The annual crime report for Endicott shows what police are seeing on the streets.
It's a look at reports of crime and arrests for 2007.
Police Chief Michael Cox says a lot of the hype about rampant crime was just a perception.
"People see one or two isolated incidents and then rumors and speculation cause it to grow and it becomes that speculation," says Cox.
The numbers do show some slight increases.
Last year police had about 16-hundred criminal complaints, up almost 3 percent.
There were 13-hundred arrests, up about 5 percent from 2006.
The department's focusing on what it calls "quality of life issues," like more arrests for disorderly conduct.

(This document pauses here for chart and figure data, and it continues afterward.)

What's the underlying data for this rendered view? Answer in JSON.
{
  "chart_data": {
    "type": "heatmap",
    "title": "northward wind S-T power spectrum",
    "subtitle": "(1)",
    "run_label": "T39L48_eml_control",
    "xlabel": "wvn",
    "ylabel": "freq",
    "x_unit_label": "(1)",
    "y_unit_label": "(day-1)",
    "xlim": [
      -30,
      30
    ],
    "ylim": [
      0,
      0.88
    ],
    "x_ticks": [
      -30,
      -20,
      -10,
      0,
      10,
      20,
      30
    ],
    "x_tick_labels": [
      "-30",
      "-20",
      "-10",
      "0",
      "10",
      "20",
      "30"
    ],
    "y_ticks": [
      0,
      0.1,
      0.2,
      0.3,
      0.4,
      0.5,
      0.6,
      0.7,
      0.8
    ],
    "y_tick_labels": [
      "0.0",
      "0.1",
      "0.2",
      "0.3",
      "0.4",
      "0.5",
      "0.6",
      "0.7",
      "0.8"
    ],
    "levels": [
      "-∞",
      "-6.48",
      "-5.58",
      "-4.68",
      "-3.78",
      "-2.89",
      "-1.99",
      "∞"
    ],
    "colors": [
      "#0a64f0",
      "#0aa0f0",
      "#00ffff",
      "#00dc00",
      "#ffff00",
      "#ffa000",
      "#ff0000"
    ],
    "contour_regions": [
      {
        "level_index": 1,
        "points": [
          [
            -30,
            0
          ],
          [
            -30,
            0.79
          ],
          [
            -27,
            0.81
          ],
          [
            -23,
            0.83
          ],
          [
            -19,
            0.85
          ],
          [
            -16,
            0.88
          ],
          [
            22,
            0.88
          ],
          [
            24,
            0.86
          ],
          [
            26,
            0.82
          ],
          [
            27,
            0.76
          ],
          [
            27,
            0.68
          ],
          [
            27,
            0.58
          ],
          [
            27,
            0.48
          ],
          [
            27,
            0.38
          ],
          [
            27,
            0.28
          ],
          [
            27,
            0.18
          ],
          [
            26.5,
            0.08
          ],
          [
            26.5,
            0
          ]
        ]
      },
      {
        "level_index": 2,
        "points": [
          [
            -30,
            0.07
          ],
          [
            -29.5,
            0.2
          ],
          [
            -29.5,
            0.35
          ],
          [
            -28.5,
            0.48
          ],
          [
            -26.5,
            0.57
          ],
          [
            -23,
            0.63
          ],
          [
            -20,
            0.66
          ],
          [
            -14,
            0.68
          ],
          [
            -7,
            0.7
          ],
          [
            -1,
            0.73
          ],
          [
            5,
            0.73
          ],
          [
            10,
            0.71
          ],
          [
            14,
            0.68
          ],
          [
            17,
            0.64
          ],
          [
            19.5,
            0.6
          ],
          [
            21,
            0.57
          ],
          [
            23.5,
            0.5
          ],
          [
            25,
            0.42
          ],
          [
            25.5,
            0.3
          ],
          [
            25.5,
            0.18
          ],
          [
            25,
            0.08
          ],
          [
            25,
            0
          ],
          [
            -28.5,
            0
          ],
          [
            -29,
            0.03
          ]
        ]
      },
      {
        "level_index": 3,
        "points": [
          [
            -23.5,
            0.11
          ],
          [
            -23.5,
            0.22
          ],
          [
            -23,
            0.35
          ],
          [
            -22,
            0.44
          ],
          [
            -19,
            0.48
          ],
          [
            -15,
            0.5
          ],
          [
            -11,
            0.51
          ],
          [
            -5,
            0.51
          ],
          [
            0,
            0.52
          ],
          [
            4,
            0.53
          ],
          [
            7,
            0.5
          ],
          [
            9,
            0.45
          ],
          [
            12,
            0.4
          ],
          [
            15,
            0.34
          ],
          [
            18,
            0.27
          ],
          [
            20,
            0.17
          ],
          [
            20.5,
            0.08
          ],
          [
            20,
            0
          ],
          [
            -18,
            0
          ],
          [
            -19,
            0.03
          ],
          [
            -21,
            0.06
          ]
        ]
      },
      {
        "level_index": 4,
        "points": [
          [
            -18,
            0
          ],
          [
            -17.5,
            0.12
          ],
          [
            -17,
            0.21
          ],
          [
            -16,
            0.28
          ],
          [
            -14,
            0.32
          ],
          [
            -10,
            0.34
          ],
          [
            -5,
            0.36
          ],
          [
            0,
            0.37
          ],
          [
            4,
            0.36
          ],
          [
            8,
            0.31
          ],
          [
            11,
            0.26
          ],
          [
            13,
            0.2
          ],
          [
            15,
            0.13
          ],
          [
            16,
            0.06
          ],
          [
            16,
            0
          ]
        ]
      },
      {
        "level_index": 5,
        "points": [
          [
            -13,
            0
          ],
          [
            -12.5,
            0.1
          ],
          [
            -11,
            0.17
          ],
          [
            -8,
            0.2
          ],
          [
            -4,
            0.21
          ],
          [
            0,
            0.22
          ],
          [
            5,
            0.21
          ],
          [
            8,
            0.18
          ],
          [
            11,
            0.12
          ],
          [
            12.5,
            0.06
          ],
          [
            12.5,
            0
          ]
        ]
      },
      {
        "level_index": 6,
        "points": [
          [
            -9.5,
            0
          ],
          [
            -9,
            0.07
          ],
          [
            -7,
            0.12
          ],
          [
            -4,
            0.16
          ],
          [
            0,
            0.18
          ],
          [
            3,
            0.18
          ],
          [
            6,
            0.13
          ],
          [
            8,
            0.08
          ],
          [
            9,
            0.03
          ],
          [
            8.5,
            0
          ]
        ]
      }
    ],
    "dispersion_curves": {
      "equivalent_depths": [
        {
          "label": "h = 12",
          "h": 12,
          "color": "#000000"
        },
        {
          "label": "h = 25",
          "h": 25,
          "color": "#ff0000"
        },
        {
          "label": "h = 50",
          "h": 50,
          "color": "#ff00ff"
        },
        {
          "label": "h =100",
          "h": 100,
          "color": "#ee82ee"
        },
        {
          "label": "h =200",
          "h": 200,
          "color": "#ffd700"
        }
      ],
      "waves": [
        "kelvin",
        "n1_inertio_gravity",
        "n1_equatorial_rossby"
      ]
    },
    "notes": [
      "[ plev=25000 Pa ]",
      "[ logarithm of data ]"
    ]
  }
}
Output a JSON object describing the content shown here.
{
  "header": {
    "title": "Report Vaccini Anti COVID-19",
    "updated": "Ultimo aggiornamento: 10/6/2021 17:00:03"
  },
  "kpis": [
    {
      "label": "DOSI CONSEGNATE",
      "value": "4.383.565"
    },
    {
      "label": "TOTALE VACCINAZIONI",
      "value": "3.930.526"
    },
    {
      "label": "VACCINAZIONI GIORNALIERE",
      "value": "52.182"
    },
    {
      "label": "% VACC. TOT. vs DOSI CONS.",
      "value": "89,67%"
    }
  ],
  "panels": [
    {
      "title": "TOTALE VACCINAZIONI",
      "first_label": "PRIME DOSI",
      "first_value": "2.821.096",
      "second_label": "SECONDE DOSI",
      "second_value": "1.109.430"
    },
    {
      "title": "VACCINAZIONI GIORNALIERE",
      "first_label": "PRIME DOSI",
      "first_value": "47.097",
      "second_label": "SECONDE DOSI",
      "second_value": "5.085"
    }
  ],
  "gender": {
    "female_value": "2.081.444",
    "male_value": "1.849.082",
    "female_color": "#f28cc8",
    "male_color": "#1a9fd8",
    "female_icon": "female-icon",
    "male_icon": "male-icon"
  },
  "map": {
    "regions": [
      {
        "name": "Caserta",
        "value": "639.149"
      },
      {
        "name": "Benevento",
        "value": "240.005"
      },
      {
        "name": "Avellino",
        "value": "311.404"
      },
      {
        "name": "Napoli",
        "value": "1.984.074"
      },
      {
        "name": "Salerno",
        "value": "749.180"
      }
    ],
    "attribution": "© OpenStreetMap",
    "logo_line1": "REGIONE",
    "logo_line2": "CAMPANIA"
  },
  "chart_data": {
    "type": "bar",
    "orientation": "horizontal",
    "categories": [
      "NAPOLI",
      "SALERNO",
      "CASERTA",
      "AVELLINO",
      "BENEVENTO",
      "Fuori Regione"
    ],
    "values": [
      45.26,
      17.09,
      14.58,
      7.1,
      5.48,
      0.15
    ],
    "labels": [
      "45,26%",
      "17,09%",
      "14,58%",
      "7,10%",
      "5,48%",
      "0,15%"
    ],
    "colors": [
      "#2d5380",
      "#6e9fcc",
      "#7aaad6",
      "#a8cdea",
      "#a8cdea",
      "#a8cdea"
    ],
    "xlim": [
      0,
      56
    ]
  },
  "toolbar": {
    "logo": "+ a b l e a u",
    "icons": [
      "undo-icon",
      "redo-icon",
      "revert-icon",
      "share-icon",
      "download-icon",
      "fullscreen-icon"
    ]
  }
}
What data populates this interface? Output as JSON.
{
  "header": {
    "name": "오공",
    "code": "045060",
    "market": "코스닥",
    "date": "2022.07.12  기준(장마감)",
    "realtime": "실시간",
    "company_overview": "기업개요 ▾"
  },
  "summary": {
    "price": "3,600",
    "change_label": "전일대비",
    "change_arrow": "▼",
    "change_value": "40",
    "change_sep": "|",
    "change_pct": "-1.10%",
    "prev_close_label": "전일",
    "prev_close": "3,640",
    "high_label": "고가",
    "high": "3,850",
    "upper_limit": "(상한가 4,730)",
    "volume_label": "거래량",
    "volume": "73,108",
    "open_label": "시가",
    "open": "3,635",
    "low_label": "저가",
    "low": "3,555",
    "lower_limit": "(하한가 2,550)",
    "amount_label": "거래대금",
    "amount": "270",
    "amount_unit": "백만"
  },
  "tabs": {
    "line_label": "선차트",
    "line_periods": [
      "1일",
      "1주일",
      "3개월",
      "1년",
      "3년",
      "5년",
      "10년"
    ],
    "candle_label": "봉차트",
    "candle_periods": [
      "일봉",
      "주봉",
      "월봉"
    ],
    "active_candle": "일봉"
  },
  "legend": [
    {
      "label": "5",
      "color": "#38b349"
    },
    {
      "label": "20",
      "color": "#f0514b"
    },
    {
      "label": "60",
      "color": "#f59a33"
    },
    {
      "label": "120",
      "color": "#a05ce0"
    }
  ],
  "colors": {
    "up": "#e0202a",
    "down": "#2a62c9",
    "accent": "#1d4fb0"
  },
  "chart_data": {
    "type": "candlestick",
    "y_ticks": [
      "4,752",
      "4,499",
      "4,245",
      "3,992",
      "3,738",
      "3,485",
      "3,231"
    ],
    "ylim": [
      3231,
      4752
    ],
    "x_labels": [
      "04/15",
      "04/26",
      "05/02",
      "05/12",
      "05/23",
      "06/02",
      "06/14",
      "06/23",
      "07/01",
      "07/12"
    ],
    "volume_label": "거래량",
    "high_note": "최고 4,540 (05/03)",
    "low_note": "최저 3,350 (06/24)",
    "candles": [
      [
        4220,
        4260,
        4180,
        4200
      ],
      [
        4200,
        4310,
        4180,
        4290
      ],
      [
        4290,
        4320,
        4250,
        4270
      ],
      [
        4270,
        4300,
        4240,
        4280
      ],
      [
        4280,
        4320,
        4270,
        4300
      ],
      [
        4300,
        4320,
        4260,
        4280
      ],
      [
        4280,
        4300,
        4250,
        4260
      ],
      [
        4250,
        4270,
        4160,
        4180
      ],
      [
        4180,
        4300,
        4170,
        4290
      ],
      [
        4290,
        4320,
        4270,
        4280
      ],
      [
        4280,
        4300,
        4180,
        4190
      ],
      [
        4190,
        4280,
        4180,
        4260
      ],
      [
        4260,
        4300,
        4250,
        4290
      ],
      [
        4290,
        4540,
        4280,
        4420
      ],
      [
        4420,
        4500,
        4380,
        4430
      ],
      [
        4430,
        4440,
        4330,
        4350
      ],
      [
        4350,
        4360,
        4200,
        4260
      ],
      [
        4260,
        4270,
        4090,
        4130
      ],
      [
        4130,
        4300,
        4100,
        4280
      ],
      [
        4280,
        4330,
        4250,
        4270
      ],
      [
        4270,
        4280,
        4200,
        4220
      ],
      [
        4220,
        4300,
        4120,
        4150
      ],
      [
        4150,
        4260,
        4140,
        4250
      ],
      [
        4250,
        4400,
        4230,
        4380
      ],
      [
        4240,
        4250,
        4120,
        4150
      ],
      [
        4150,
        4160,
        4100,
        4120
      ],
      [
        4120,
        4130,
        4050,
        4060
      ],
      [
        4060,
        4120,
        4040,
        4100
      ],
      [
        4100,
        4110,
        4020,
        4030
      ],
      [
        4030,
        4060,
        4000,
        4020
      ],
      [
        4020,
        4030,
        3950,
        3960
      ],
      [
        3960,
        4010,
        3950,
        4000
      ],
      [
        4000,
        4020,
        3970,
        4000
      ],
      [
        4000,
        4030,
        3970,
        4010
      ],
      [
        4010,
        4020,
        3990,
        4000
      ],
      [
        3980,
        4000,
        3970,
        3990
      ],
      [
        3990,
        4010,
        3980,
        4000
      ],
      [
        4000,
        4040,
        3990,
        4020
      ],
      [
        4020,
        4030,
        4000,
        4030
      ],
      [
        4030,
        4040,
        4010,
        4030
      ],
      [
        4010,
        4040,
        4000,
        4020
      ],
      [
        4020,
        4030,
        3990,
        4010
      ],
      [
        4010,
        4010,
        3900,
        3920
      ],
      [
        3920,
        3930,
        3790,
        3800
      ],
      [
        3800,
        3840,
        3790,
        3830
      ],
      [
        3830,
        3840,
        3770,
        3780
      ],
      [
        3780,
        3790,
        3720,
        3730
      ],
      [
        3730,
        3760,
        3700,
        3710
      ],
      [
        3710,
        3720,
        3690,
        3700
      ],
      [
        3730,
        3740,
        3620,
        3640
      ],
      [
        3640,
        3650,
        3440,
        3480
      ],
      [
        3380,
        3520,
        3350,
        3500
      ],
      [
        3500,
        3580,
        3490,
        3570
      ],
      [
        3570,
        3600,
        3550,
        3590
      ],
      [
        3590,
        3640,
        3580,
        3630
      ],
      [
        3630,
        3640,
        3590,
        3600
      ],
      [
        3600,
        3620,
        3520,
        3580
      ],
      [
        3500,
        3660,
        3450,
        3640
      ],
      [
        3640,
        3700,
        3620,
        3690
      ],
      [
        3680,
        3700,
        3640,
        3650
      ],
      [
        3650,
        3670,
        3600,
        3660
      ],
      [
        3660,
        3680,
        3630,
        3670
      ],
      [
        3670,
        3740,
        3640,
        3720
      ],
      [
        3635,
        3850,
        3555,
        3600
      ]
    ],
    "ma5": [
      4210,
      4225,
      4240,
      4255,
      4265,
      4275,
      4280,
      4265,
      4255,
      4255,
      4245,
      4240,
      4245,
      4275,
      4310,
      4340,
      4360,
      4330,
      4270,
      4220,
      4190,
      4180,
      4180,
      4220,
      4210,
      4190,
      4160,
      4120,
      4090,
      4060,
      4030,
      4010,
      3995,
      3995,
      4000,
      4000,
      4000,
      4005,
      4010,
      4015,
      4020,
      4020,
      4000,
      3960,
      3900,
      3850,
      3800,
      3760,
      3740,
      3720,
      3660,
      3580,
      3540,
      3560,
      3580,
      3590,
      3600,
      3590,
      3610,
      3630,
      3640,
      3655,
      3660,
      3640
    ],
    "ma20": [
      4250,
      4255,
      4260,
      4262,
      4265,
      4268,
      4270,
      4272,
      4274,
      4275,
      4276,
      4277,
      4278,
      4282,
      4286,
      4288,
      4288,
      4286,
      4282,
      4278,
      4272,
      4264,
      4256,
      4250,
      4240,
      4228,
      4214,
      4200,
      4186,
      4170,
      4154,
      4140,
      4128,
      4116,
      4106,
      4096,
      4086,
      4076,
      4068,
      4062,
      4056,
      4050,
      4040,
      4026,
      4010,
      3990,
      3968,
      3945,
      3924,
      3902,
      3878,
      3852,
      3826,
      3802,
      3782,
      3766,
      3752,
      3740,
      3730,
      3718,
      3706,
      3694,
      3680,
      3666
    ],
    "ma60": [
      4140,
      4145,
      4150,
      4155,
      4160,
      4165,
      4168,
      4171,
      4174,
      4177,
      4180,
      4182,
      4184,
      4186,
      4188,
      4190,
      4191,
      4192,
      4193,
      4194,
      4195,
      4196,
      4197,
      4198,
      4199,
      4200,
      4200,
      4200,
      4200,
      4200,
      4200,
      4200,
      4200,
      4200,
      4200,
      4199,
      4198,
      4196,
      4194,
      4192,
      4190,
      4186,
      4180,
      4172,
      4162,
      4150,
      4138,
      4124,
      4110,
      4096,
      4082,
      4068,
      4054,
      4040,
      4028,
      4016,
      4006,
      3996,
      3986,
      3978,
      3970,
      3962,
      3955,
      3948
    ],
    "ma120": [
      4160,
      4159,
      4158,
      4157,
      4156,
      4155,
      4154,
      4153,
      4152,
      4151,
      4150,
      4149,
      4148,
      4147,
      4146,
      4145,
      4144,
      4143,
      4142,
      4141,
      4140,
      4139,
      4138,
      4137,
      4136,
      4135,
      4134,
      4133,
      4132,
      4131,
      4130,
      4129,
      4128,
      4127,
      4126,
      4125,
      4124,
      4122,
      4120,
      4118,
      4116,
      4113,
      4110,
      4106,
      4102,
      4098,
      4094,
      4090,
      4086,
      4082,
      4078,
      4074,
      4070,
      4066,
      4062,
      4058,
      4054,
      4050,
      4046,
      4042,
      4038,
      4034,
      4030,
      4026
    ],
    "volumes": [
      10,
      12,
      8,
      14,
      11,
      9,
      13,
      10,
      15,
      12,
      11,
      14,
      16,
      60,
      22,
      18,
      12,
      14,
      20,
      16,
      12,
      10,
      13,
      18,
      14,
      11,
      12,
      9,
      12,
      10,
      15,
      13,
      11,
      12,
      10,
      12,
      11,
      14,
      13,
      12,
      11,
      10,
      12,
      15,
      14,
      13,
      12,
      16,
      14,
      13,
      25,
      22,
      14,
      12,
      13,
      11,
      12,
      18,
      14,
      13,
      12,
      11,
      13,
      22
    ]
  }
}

"And bring back the village to a time or a place when the residents and the visitors that come here truly find it enjoyable and it's a place where they want to come to live and work and play," says Cox.
Police hope to tackle drug crimes with a new "street crimes team."
It will target lower-level crimes like selling marijuana.
Amy Burgess owns Frame to Please on Washington Avenue and thinks police are doing a good job.
"I feel very safe here. It's a great little community. I have had no problems here, I'm happy to be here," says Burgess.
Melissa Miller agrees.
She moved to the village from Binghamton.
"I feel safer in Endicott than I do in Binghamton. You can walk around down here now and no one bothers you," says Miller.
"I think the village is fairly safe. Being a lifelong resident of the Village of Endicott, I would say I have more concerns today than I did 15 or 20 years ago," says Peter Olevano of Endicott.
Police hope to ease any concerns as they hit the streets to fight crime this year.
Chief Cox says there's been an effort to get the community more involved.
Last year the department brought back the civilian police academy.
Several neighborhood watch groups also formed to keep an eye on crime.